Transit Police officers that monitor Metro stations and buses will wear body-worn cameras starting next year, the agency said Tuesday.
The Department of Justice gave the Metro Transit Police Department a $905,000 grant for the cameras last year, but now is moving forward with the program. The grant is part of a larger $27 million program for law enforcement agencies.
“Our focus remains on safety, transparency, and building community partnerships,” Transit Police Chief Michael Anzallo said in a statement. “I believe implementing this new program is another positive step in the right direction for the department.”
The cameras “create an additional layer of transparency for sworn officers who protect Metro customers and employees,” the department says.
The DOJ is reviewing MTPD’s draft policies and procedures for the camera program. MTPD says it will reach out to the public to talk more about the program prior to the rollout.
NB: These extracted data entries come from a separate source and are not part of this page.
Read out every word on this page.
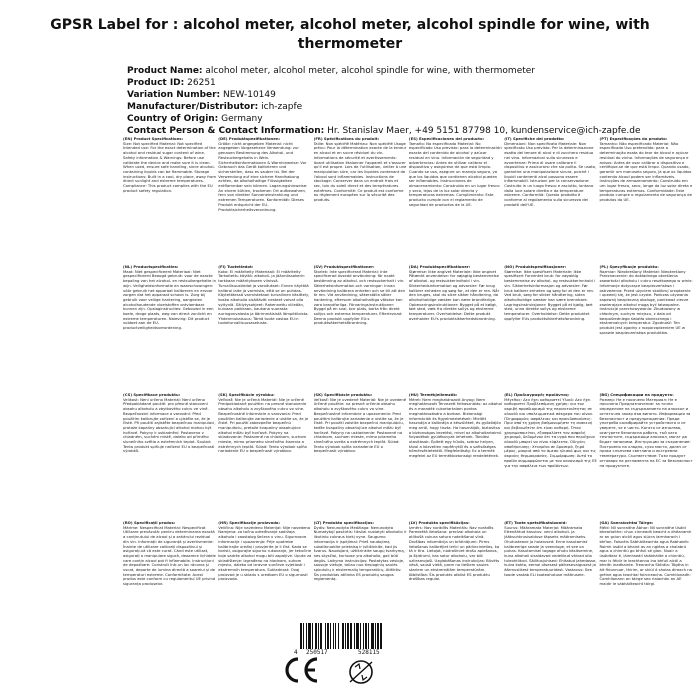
GPSR Label for : alcohol meter, alcohol meter, alcohol spindle for wine, with thermometer
Product Name: alcohol meter, alcohol meter, alcohol spindle for wine, with thermometer
Product ID: 26251
Variation Number: NEW-10149
Manufacturer/Distributor: ich-zapfe
Country of Origin: Germany
Contact Person & Contact Information: Hr. Stanislav Maer, +49 5151 87798 10, kundenservice@ich-zapfe.de
(EN) Product Specifications:
Size: Not specified Material: Not specified Intended use: For the exact determination of the alcohol and residual sugar content of wine. Safety information & Warnings: Before use calibrate the device and make sure it is clean. When used, ensure safe handling, since alcohol-containing liquids can be flammable. Storage instructions: Built in a cool, dry place, away from direct sunlight and extreme temperatures. Compliance: This product complies with the EU product safety regulation.
(DE) Produktspezifikationen:
Größe: nicht angegeben Material: nicht angegeben Vorgesehene Verwendung: zur genauen Bestimmung des Alkohol- und Restzuckergehalts in Wein. Sicherheitsinformationen & Warnhinweise: Vor Gebrauch das Gerät kalibrieren und sicherstellen, dass es sauber ist. Bei der Verwendung auf eine sichere Handhabung achten, da alkoholhaltige Flüssigkeiten entflammbar sein können. Lagerungshinweise: An einem kühlen, trockenen Ort aufbewahren, fern von direkter Sonneneinstrahlung und extremen Temperaturen. Konformität: Dieses Produkt entspricht der EU-Produktsicherheitsverordnung.
(FR) Spécifications du produit:
Taille: Non spécifié Matériau: Non spécifié Usage prévu: Pour la détermination exacte de la teneur en alcool et en sucre résiduel du vin. Informations de sécurité et avertissements: Avant utilisation étalonner l'appareil et s'assurer qu'il est propre. Lors de l'utilisation, veiller à une manipulation sûre, car les liquides contenant de l'alcool sont inflammables. Instructions de stockage: Conserver dans un endroit frais et sec, loin du soleil direct et des températures extrêmes. Conformité: Ce produit est conforme au règlement européen sur la sécurité des produits.
(ES) Especificaciones del producto:
Tamaño: No especificado Material: No especificado Uso previsto: para la determinación exacta del contenido de alcohol y azúcar residual en vino. Información de seguridad y advertencias: Antes de utilizar calibrar el dispositivo y asegúrese de que está limpio. Cuando se usa, asegure un manejo seguro, ya que los líquidos que contienen alcohol pueden ser inflamables. Instrucciones de almacenamiento: Construido en un lugar fresco y seco, lejos de la luz solar directa y temperaturas extremas. Cumplimiento: Este producto cumple con el reglamento de seguridad de productos de la UE.
(IT) Specifiche del prodotto:
Dimensioni: Non specificato Materiale: Non specificato Uso previsto: Per la determinazione esatta del tenore di alcol e di zucchero residuo nel vino. Informazioni sulla sicurezza e avvertenze: Prima di usare calibrare il dispositivo e assicurarsi che sia pulito. Se usato, garantire una manipolazione sicura, poiché i liquidi contenenti alcol possono essere infiammabili. Istruzioni per la conservazione: Costruito in un luogo fresco e asciutto, lontano dalla luce solare diretta e da temperature estreme. Conformità: Questo prodotto è conforme al regolamento sulla sicurezza dei prodotti dell'UE.
(PT) Especificações do produto:
Tamanho: Não especificado Material: Não especificado Uso pretendido: para a determinação exata do teor de álcool e açúcar residual do vinho. Informações de segurança e avisos: Antes de usar calibrar o dispositivo e certifique-se de que está limpo. Quando usado, garantir um manuseio seguro, já que os líquidos contendo álcool podem ser inflamáveis. Instruções de armazenamento: Construído em um lugar fresco, seco, longe da luz solar direta e temperaturas extremas. Conformidade: Este produto cumpre o regulamento de segurança de produtos da UE.
(NL) Productspecificaties:
Maat: Niet gespecificeerd Materiaal: Niet gespecificeerd Beoogd gebruik: voor de exacte bepaling van het alcohol- en restsuikergehalte in wijn. Veiligheidsinformatie en waarschuwingen: vóór gebruik het apparaat kalibreren en ervoor zorgen dat het apparaat schoon is. Zorg bij gebruik voor veilige hantering, aangezien alcoholhoudende vloeistoffen ontvlambaar kunnen zijn. Opslaginstructies: Gebouwd in een koele, droge plaats, weg van direct zonlicht en extreme temperaturen. Naleving: Dit product voldoet aan de EU-productveiligheidsverordening.
(FI) Tuotetiedot:
Koko: Ei määritelty Materiaali: Ei määritelty Tarkoitettu käyttö: alkoholi- ja jäännössokerin tarkkaan määritykseen viinissä. Turvallisuustiedot ja varoitukset: Ennen käyttöä kalibroi laite ja varmista, että se on puhdas. Käytettäessä varmistetaan turvallinen käsittely, koska alkoholia sisältävät nesteet voivat olla syttyviä. Säilytysohjeet: Rakennettu viileään, kuivaan paikkaan, kaukana suorasta auringonvalosta ja äärimmäisistä lämpötiloista. Yhdenmukaisuus: Tämä tuote vastaa EU:n tuoteturvallisuusasetusta.
(SV) Produktspecifikationer:
Storlek: Inte specificerad Material: Inte specificerad Avsedd användning: för exakt bestämning av alkohol- och restsockerhalt i vin. Säkerhetsinformation och varningar: Innan användning kalibrera enheten och se till att den är ren. Vid användning, säkerställa säker hantering, eftersom alkoholhaltiga vätskor kan vara brandfarliga. Förvaringsinstruktioner: Byggd på en sval, torr plats, borta från direkt solljus och extrema temperaturer. Efterlevnad: Denna produkt uppfyller EU:s produktsäkerhetsförordning.
(DA) Produktspecifikationer:
Størrelse: Ikke angivet Materiale: Ikke angivet Påtænkt anvendelse: for nøjagtig bestemmelse af alkohol- og restsukkerindhold i vin. Sikkerhedsinformation og advarsler: Før brug kalibrer enheden og sørg for, at den er ren. Når den bruges, skal du sikre sikker håndtering, da alkoholholdige væsker kan være brandfarlige. Opbevaringsinstruktioner: Bygget på et køligt, tørt sted, væk fra direkte sollys og ekstreme temperaturer. Overholdelse: Dette produkt overholder EU's produktsikkerhedsforordning.
(NO) Produktspesifikasjoner:
Størrelse: Ikke spesifisert Materiale: Ikke spesifisert Forventet bruk: for nøyaktig bestemmelse av alkohol- og restsukkerinnhold i vin. Sikkerhetsinformasjon og advarsler: Før bruk kalibrer enheten og sørg for at den er ren. Ved bruk, sørg for sikker håndtering, siden alkoholholdige væsker kan være brennbare. Lagringsinstruksjoner: Bygget på et kjølig, tørt sted, unna direkte sollys og ekstreme temperaturer. Overholdelse: Dette produktet oppfyller EUs produktsikkerhetsforordning.
(PL) Specyfikacje produktu:
Rozmiar: Nieokreślony Materiał: Nieokreślony Przeznaczenie: do dokładnego określenia zawartości alkoholu i cukru resztkowego w winie. Informacje dotyczące bezpieczeństwa i ostrzeżenia: Przed użyciem skalibruj urządzenie i upewnij się, że jest czyste. Podczas używania zapewnij bezpieczną obsługę, ponieważ ciecze zawierające alkohol mogą być łatwopalne. Instrukcje przechowywania: Zbudowany w chłodnym, suchym miejscu, z dala od bezpośredniego światła słonecznego i ekstremalnych temperatur. Zgodność: Ten produkt jest zgodny z rozporządzeniem UE w sprawie bezpieczeństwa produktów.
(CS) Specifikace produktu:
Velikost: Není určeno Materiál: Není určeno Předpokládané použití: pro přesné stanovení obsahu alkoholu a zbytkového cukru ve víně. Bezpečnostní informace a varování: Před použitím kalibrujte zařízení a ujistěte se, že je čisté. Při použití zajistěte bezpečnou manipulaci, protože kapaliny obsahující alkohol mohou být hořlavé. Pokyny k uskladnění: Postaveno v chladném, suchém místě, daleko od přímého slunečního světla a extrémních teplot. Soulad: Tento produkt splňuje nařízení EU o bezpečnosti výrobků.
(SK) Špecifikácie výrobku:
Veľkosť: Nie je určená Materiál: Nie je určené Predpokladané použitie: na presné stanovenie obsahu alkoholu a zvyškového cukru vo víne. Bezpečnostné informácie a varovania: Pred použitím kalibrujte zariadenie a uistite sa, že je čisté. Pri použití zabezpečte bezpečnú manipuláciu, pretože kvapaliny obsahujúce alkohol môžu byť horľavé. Pokyny na skladovanie: Postavené na chladnom, suchom mieste, mimo priameho slnečného žiarenia a extrémnych teplôt. Súlad: Tento výrobok spĺňa nariadenie EÚ o bezpečnosti výrobkov.
(SK) Špecifikácie produktu:
Veľkosť: Nie je uvedené Materiál: Nie je uvedené Určené použitie: na presné určenie obsahu alkoholu a zvyškového cukru vo víne. Bezpečnostné informácie a upozornenia: Pred použitím kalibrujte zariadenie a uistite sa, že je čisté. Pri použití zaistite bezpečnú manipuláciu, keďže kvapaliny obsahujúce alkohol môžu byť horľavé. Pokyny na uskladnenie: Postavené na chladnom, suchom mieste, mimo priameho slnečného svetla a extrémnych teplôt. Súlad: Tento výrobok spĺňa nariadenie EÚ o bezpečnosti výrobkov.
(HU) Termékjellemzők:
Méret: Nem meghatározott Anyag: Nem meghatározott Tervezett felhasználás: az alkohol és a maradék cukortartalom pontos meghatározására a borban. Biztonsági információk és figyelmeztetések: Mielőtt használja a kalibrálja a készüléket, és győződjön meg arról, hogy tiszta. Ha használják, biztosítsa a biztonságos kezelést, mivel az alkoholtartalmú folyadékok gyúlékonyak lehetnek. Tárolási utasítások: Épített egy hűvös, száraz helyen, távol a közvetlen napfénytől és a szélsőséges hőmérsékletektől. Megfelelőség: Ez a termék megfelel az EU termékbiztonsági rendeletének.
(EL) Προδιαγραφές προϊόντος:
Μέγεθος: Δεν έχει καθοριστεί Υλικό: Δεν έχει καθοριστεί Προβλεπόμενη χρήση: για τον ακριβή προσδιορισμό της περιεκτικότητας σε αλκοόλ και υπολειμματικά σάκχαρα του οίνου. Πληροφορίες ασφάλειας και προειδοποιήσεις: Πριν από τη χρήση βαθμονομήστε τη συσκευή και βεβαιωθείτε ότι είναι καθαρή. Όταν χρησιμοποιείται, εξασφαλίστε τον ασφαλή χειρισμό, δεδομένου ότι τα υγρά που περιέχουν αλκοόλ μπορεί να είναι εύφλεκτα. Οδηγίες αποθήκευσης: Χτισμένο σε δροσερό, ξηρό μέρος, μακριά από το άμεσο ηλιακό φως και τις ακραίες θερμοκρασίες. Συμμόρφωση: Αυτό το προϊόν συμμορφώνεται με τον κανονισμό της ΕΕ για την ασφάλεια των προϊόντων.
(BG) Спецификации на продукта:
Размер: Не е посочено Материал: Не е посочено Предназначение: за точно определяне на съдържанието на алкохол и остатъчна захар във виното. Информация за безопасност и предупреждения: Преди употреба калибрирайте устройството и се уверете, че е чисто. Когато се използва, осигурете безопасна работа, тъй като течностите, съдържащи алкохол, могат да бъдат запалими. Инструкции за съхранение: Построено на хладно, сухо място, далеч от пряка слънчева светлина и екстремни температури. Съответствие: Този продукт отговаря на регламента на ЕС за безопасност на продуктите.
(RO) Specificații produs:
Mărime: Nespecificat Material: Nespecificat Utilizare prevăzută: pentru determinarea exactă a conținutului de alcool și a zahărului rezidual din vin. Informații de siguranță și avertismente: Înainte de utilizare calibrați dispozitivul și asigurați-vă că este curat. Când este utilizat, asigurați o manipulare sigură, deoarece lichidele care conțin alcool pot fi inflamabile. Instrucțiuni de depozitare: Construit într-un loc răcoros și uscat, departe de lumina directă a soarelui și de temperaturi extreme. Conformitate: Acest produs este conform cu regulamentul UE privind siguranța produselor.
(HR) Specifikacije proizvoda:
Veličina: Nije navedeno Materijal: Nije navedeno Namjena: za točno određivanje sadržaja alkohola i zaostalog šećera u vinu. Sigurnosne informacije i upozorenja: Prije upotrebe kalibrirajte uređaj i provjerite je li čist. Kada se koristi, osigurajte sigurno rukovanje, jer tekućine koje sadrže alkohol mogu biti zapaljive. Upute za skladištenje: Izgrađeno na hladnom, suhom mjestu, daleko od izravne sunčeve svjetlosti i ekstremnih temperatura. Sukladnost: Ovaj proizvod je u skladu s uredbom EU o sigurnosti proizvoda.
(LT) Produkto specifikacijos:
Dydis: Nenurodyta Medžiaga: Nenurodyta Numatytoji paskirtis: tiksliai nustatyti alkoholio ir likutinio cukraus kiekį vyne. Saugumo informacija ir įspėjimai: Prieš naudojimą sukalibruokite prietaisą ir įsitikinkite, kad jis švarus. Naudojant, užtikrinkite saugų tvarkymą, nes skysčiai, kuriuose yra alkoholio, gali būti degūs. Laikymo instrukcijos: Pastatytas vėsioje, sausoje vietoje, toliau nuo tiesioginių saulės spindulių ir ekstremalių temperatūrų. Atitiktis: Šis produktas atitinka ES produktų saugos reglamentą.
(LV) Produkta specifikācijas:
Izmērs: Nav norādīts Materiāls: Nav norādīts Paredzētā lietošana: precīzai alkohola un atlikušā cukura satura noteikšanai vīnā. Drošības informācija un brīdinājumi: Pirms lietošanas kalibrējiet ierīci un pārliecinieties, ka tā ir tīra. Lietojot, nodrošiniet drošu apiešanos, jo šķidrumi, kas satur alkoholu, var būt uzliesmojoši. Uzglabāšanas instrukcijas: Būvēts vēsā, sausā vietā, prom no tiešiem saules stariem un ekstremālām temperatūrām. Atbilstība: Šis produkts atbilst ES produktu drošības regulai.
(ET) Toote spetsifikatsioonid:
Suurus: Määramata Materjal: Määramata Ettenähtud kasutus: veini alkoholi- ja jääksuhkrusisalduse täpseks määramiseks. Ohutusteave ja hoiatused: Enne kasutamist kalibreerige seade ja veenduge, et see on puhas. Kasutamisel tagage ohutu käsitsemine, kuna alkoholi sisaldavad vedelikud võivad olla tuleohtlikud. Säilitusjuhised: Ehitatud jahedasse, kuiva kohta, eemal otsesest päikesevalgusest ja äärmuslikest temperatuuridest. Vastavus: See toode vastab ELi tooteohutuse määrusele.
(GA) Sonraíochtaí Táirge:
Méid: Níl sonraithe Ábhar: Níl sonraithe Úsáid bheartaithe: chun cinneadh beacht a dhéanamh ar an gcion alcóil agus siúcra iarmharach i bhfíon. Faisnéis Sábháilteachta agus Rabhaidh: Roimh úsáid a bhaint as an ngléas a chalabrú agus a chinntiú go bhfuil sé glan. Nuair a úsáidtear é, láimhseáil shábháilte a chinntiú, mar is féidir le leachtanna ina bhfuil alcól a bheith inadhainte. Treoracha Stórála: Tógtha in áit fhionnuar, thirim, ar shiúl ó sholas díreach na gréine agus teochtaí foircneacha. Comhlíonadh: Comhlíonann an táirge seo rialachán an AE maidir le sábháilteacht táirgí.
4 250517	528115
D.C.’s police force adopted body cameras in 2015, but use among large agencies isn’t universal. NBC4 found last year that 12 of the 20 largest law enforcement agencies in the region use body-worn cameras.
Body cameras are implemented to increase transparency and provide evidence of a law enforcement interaction. Bystanders have recorded video of several interactions with MTPD in recent years: A 2019 video shows officers tasing a man who was trying to talk to officers who had detained juveniles; officers in 2020 handcuffed a 13-year-old; another officer pinned a woman to the sidewalk with a taser in her back in 2018; and in 2016, an officer kicked a woman’s leg out from under her to get her to sit down.
D.C. Police have been using body-worn cameras since 2015. A 2017 trial of about 2,200 officers found that the cameras’ presence led to no statistical difference on use-of-force incidents or complaints from civilians. In 2019, at a D.C. Council hearing on body cameras, Mike Tobin, the head of the independent Office of Police Complaints said the cameras had not led to “dramatic changes in police conduct.” Other critics at the time noted that the bulk of the body camera footage isn’t made public, and often audited or used for training, and the consequences for officers who don’t turn them in are weak.
MTPD, which is under WMATA leadership, has an authorized strength of 468 sworn police officers and 140 security special police.